Wednesday, August 27, 2008

Pies and Prejudice

Well, I was bought Stuart Maconie's Pies and Prejudice for my birthday last month. I was really looking forward to reading it, but to be honest, apart from the very occasional chuckle, it bored the fillings out of my teeth.

I was disappointed mainly on the point that Maconie appears to have lived in the south for far too long and hasclearly become very soft and soppy about t'north.

Now, I ain't thick (some would argue with that). I'm no academic neither (no one would argue with that). But I consider that I have a pretty average vocabulary, but Maconie, as a journalist and broadcaster, has a far better one, and doesn't he like to show it. For me, a good simple book about t'north could have done with being written more simply. Not 'showing off' as Maconie's, and my own Mam, would have said.

Maconie's basis for writing about any of the towns visited is largely based on a single recent re-visit. As a northerner I'm disappointed. As someone who lived in 'Skem' I can see that Maconie's view of at least this (and a few of the other towns I'm most familar with) is very accurate, but his commentary is dull. He seems to have written a book for a very southern audience where he can come across as the educated northerner taking them on a wee tour of t'north - some nice bits and some of the dirty bits (nice balance).

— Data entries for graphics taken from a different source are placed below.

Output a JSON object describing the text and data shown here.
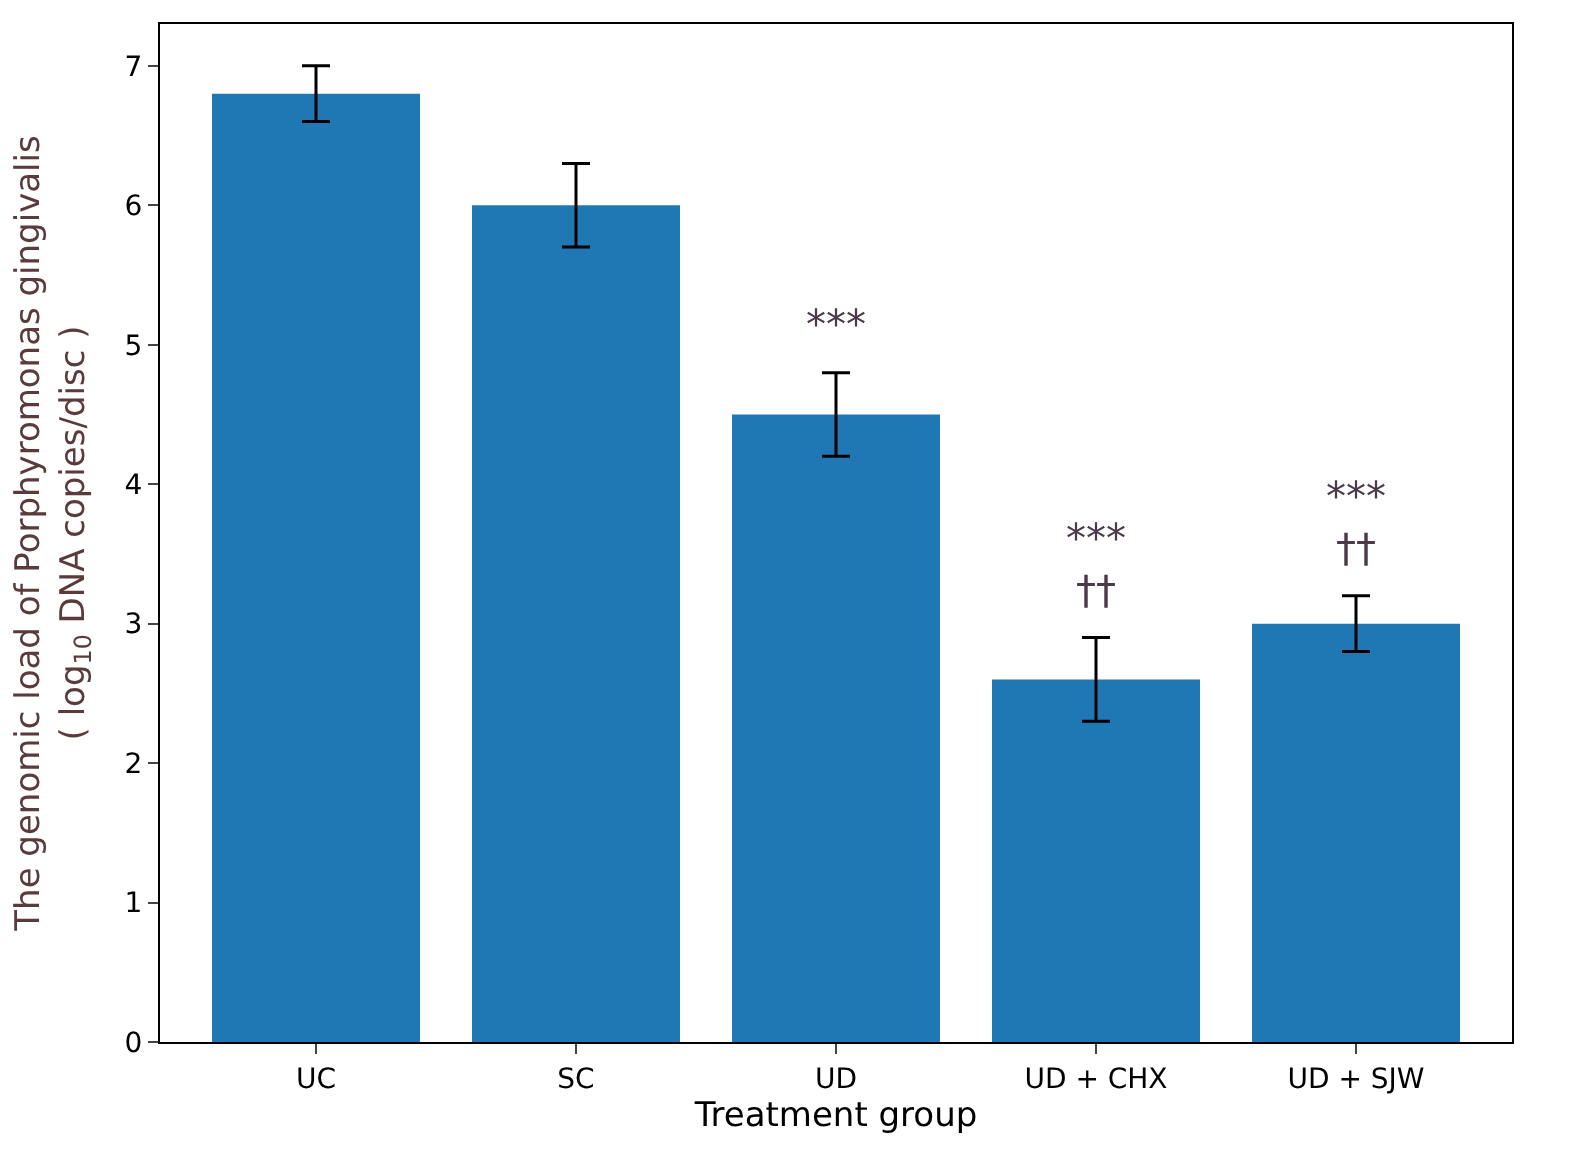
{
  "chart_data": {
    "type": "bar",
    "xlabel": "Treatment group",
    "ylabel": "The genomic load of Porphyromonas gingivalis\n( log$_{10}$ DNA copies/disc )",
    "categories": [
      "UC",
      "SC",
      "UD",
      "UD + CHX",
      "UD + SJW"
    ],
    "values": [
      6.8,
      6.0,
      4.5,
      2.6,
      3.0
    ],
    "errors": [
      0.2,
      0.3,
      0.3,
      0.3,
      0.2
    ],
    "color": "#1f77b4",
    "value_labels": [
      null,
      null,
      "***",
      "***\n††",
      "***\n††"
    ],
    "ylim": [
      0,
      7.3
    ],
    "yticks": [
      0,
      1,
      2,
      3,
      4,
      5,
      6,
      7
    ]
  }
}
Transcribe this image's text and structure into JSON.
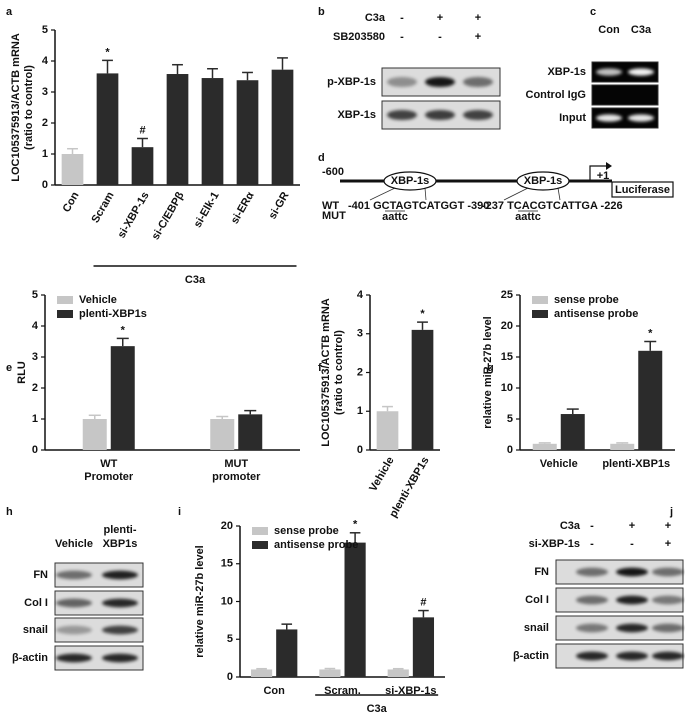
{
  "chart_data": [
    {
      "type": "bar",
      "label": "a",
      "y_label": [
        "LOC105375913/ACTB mRNA",
        "(ratio to control)"
      ],
      "categories": [
        "Con",
        "Scram",
        "si-XBP-1s",
        "si-C/EBPβ",
        "si-Elk-1",
        "si-ERα",
        "si-GR"
      ],
      "series": [
        {
          "colors": [
            "#c6c6c6",
            "#2b2b2b",
            "#2b2b2b",
            "#2b2b2b",
            "#2b2b2b",
            "#2b2b2b",
            "#2b2b2b"
          ],
          "values": [
            1.0,
            3.6,
            1.22,
            3.58,
            3.45,
            3.38,
            3.72
          ],
          "error": [
            0.17,
            0.42,
            0.28,
            0.3,
            0.3,
            0.25,
            0.38
          ],
          "annotations": [
            null,
            "*",
            "#",
            null,
            null,
            null,
            null
          ]
        }
      ],
      "ylim": [
        0,
        5
      ],
      "yticks": [
        0,
        1,
        2,
        3,
        4,
        5
      ],
      "group": {
        "label": "C3a",
        "from": "Scram",
        "to": "si-GR"
      }
    },
    {
      "type": "bar",
      "label": "e",
      "y_label": [
        "RLU"
      ],
      "categories": [
        [
          "WT",
          "Promoter"
        ],
        [
          "MUT",
          "promoter"
        ]
      ],
      "series": [
        {
          "name": "Vehicle",
          "color": "#c6c6c6",
          "values": [
            1.0,
            1.0
          ],
          "error": [
            0.12,
            0.08
          ],
          "annotations": [
            null,
            null
          ]
        },
        {
          "name": "plenti-XBP1s",
          "color": "#2b2b2b",
          "values": [
            3.35,
            1.15
          ],
          "error": [
            0.25,
            0.12
          ],
          "annotations": [
            "*",
            null
          ]
        }
      ],
      "ylim": [
        0,
        5
      ],
      "yticks": [
        0,
        1,
        2,
        3,
        4,
        5
      ],
      "legend": "top-left"
    },
    {
      "type": "bar",
      "label": "f",
      "y_label": [
        "LOC105375913/ACTB mRNA",
        "(ratio to control)"
      ],
      "categories": [
        "Vehicle",
        "plenti-XBP1s"
      ],
      "series": [
        {
          "colors": [
            "#c6c6c6",
            "#2b2b2b"
          ],
          "values": [
            1.0,
            3.1
          ],
          "error": [
            0.12,
            0.2
          ],
          "annotations": [
            null,
            "*"
          ]
        }
      ],
      "ylim": [
        0,
        4
      ],
      "yticks": [
        0,
        1,
        2,
        3,
        4
      ]
    },
    {
      "type": "bar",
      "label": "g",
      "y_label": [
        "relative miR-27b level"
      ],
      "categories": [
        "Vehicle",
        "plenti-XBP1s"
      ],
      "series": [
        {
          "name": "sense probe",
          "color": "#c6c6c6",
          "values": [
            1.0,
            1.0
          ],
          "error": [
            0.15,
            0.15
          ],
          "annotations": [
            null,
            null
          ]
        },
        {
          "name": "antisense  probe",
          "color": "#2b2b2b",
          "values": [
            5.8,
            16.0
          ],
          "error": [
            0.8,
            1.5
          ],
          "annotations": [
            null,
            "*"
          ]
        }
      ],
      "ylim": [
        0,
        25
      ],
      "yticks": [
        0,
        5,
        10,
        15,
        20,
        25
      ],
      "legend": "top-left"
    },
    {
      "type": "bar",
      "label": "i",
      "y_label": [
        "relative miR-27b level"
      ],
      "categories": [
        "Con",
        "Scram.",
        "si-XBP-1s"
      ],
      "series": [
        {
          "name": "sense probe",
          "color": "#c6c6c6",
          "values": [
            1.0,
            1.0,
            1.0
          ],
          "error": [
            0.1,
            0.12,
            0.1
          ],
          "annotations": [
            null,
            null,
            null
          ]
        },
        {
          "name": "antisense probe",
          "color": "#2b2b2b",
          "values": [
            6.3,
            17.8,
            7.9
          ],
          "error": [
            0.7,
            1.3,
            0.9
          ],
          "annotations": [
            null,
            "*",
            "#"
          ]
        }
      ],
      "ylim": [
        0,
        20
      ],
      "yticks": [
        0,
        5,
        10,
        15,
        20
      ],
      "legend": "top-left",
      "group": {
        "label": "C3a",
        "from": "Scram.",
        "to": "si-XBP-1s"
      }
    }
  ],
  "blots": [
    {
      "label": "b",
      "conditions": [
        {
          "name": "C3a",
          "values": [
            "-",
            "+",
            "+"
          ]
        },
        {
          "name": "SB203580",
          "values": [
            "-",
            "-",
            "+"
          ]
        }
      ],
      "rows": [
        "p-XBP-1s",
        "XBP-1s"
      ]
    },
    {
      "label": "c",
      "columns": [
        [
          "Con"
        ],
        [
          "C3a"
        ]
      ],
      "rows": [
        "XBP-1s",
        "Control IgG",
        "Input"
      ]
    },
    {
      "label": "h",
      "columns": [
        [
          "Vehicle"
        ],
        [
          "plenti-",
          "XBP1s"
        ]
      ],
      "rows": [
        "FN",
        "Col I",
        "snail",
        "β-actin"
      ]
    },
    {
      "label": "j",
      "conditions": [
        {
          "name": "C3a",
          "values": [
            "-",
            "+",
            "+"
          ]
        },
        {
          "name": "si-XBP-1s",
          "values": [
            "-",
            "-",
            "+"
          ]
        }
      ],
      "rows": [
        "FN",
        "Col I",
        "snail",
        "β-actin"
      ]
    }
  ],
  "diagram": {
    "label": "d",
    "start": "-600",
    "row_labels": [
      "WT",
      "MUT"
    ],
    "sites": [
      {
        "name": "XBP-1s",
        "wt": "-401 GCTAGTCATGGT -390",
        "mut": "aattc"
      },
      {
        "name": "XBP-1s",
        "wt": "-237 TCACGTCATTGA -226",
        "mut": "aattc"
      }
    ],
    "tss": "+1",
    "reporter": "Luciferase"
  }
}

Pies and Prejudice, In Search of the North - well, based on a few day trips back home and a little beyond, Maconie was never going to find it was. And he didn't. If this was the other way round and someone had written a book about 'down south', then I would have come away thinking that it was small and deeply dull. This book gives no sense of scale of the north. It doesn't come close to delving into its depths or feeling its breadth. He would have been better writing a book about his home area, west Lancashire, and providing us with a more meaningful, deeper, grittier view of the area he knows intimately. As it is, his lack of knowledge of the wider north shines - simply cos he missed so much of out.

Pies and Prejudice scores 3/10 - and I'm being generous.

3 comments:

DorsetDipper said...

well I liked it. He's exactly the same age as me (although I was on the other side of the Pennines), so a lot of his musical memories chimed exactly, and I liked the anecdotes about his time as a journalist.

Steve said...

I'm roughly the same age as Maconie and grew up in the same towns as him (Skem and Wigan), sharing similar musical taste. Thats all fine, I get all that. But it doesnt offer anything new. Like most exiled northerners, I like nothing more than to reminisce about my northern roots, and was so looking forward to this. Just it fell way short of expectation. I greatly prefer Simon Armitage.

Peter and June said...

I thought Maconie's book was quite entertaining. I'm a native of the West Midlands and it reinforced all of my prejudices about both the north and the south of England.
I actually find his musical taste rather baffling - there were lots of references to bands I have never heard of, he is a Morrissey fan (!) and he obviously rates The Beatles much higher than I do. I guess it's an age thing!